Tuesday, May 26th, 2009

chalk this one up under ‘Time Sunk’.

my Ambience for the Masses app is a Spring / Hibernate / JSP stack, with a couple of other sweet components. i run it in on an AWS instance. it’s been purring along just wonderfully for months now. then, about ten days ago, it just stopped working

normally Java apps don’t die without throwing some sort of Exception. but that’s just what was happening. so i stripped out various components — thank you, Dependency Injection pattern! — and found that it would sometimes die instantly (if i was lucky) but usually it took a couple of hours. i don’t have a lot of free time to track down random intermittent bullshit like this, so it took me about a week to boil it down

it was somewhere in the Current Listener Map — my Shoutcast-listener-tracking geo-positioning statistics-gathering data sculpture back-end engine. i hear that the kids call them things mash-ups. the geo-lookup APIs were the most delicate part, and it seemed to work with them omitted. that red herring aside, it turned out to be the IP address resolution

that block was just a couple of lines until i’d added all the logging and desperate Exception handling. the app launches a lot of threads, so tracking down the issue was annoying … but eventually there it was in the traces. the stack just terminated when the app tried to getHostAddress (not during getByName though … must be a lazy-loading thing)

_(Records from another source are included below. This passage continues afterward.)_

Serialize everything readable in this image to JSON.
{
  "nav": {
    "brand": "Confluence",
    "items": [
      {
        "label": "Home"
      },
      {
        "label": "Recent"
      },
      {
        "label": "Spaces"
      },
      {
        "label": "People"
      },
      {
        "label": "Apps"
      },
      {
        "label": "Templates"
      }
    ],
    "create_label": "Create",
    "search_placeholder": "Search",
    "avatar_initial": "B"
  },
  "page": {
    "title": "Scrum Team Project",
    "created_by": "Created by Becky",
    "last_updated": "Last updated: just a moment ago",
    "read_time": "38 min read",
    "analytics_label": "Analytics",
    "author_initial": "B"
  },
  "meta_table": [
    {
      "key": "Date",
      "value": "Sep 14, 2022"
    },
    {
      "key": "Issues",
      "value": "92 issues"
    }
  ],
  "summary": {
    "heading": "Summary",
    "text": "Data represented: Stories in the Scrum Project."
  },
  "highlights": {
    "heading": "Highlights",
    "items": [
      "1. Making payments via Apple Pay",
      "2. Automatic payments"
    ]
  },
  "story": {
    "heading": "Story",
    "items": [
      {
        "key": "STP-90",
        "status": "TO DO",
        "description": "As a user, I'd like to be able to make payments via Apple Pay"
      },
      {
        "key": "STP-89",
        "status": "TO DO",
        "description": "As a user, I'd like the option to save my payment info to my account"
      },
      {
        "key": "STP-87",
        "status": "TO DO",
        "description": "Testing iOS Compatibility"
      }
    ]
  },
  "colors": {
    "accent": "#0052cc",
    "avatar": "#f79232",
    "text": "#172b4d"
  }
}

so i nearly had it all tracked down to that. then Tomcat inexplicably became unable to find basic JARs in /usr/share/java — i was using Fedora 8′s RPM version vs. raw Apache, and it’s organized real funny-like

so i threw up my hands and started up a fresh instance of my webapp AWS image. i’d rebooted the existing one, and that hadn’t helped at all. of course, the issue magically disappeared on the new instance. did anyone see that coming from a distance? ya probably did. cuz it’s ironic. and it’s the title line of the damn blog post

the hostname resoultion is surely a low-level OS thing. both Linux JavaSE 6 and IcedTea 7 just shat the bed when they got to that point, unlikely unless they both leveraged the same lib call. something must have gone wonk in the virtualization, and apparently a key part of the solution was running it inside of a different farm. i wasted a helluva lot of time to find that out

lesson !! if weird inexplicable freaky-ass things start happening to your cloud-hosted app, load it up on a new VM earlier than later. i’d taken a late-stage backup of the failed instance and assumed it would be corrupted with the Mystery Bug (read as: a waste of time to attempt). but oh no, it worked just great :) . next time it’ll be a cinch to just bundle the instance up, image it, and use it to launch a new one

and ultimately … it wasn’t a bug in my code !!!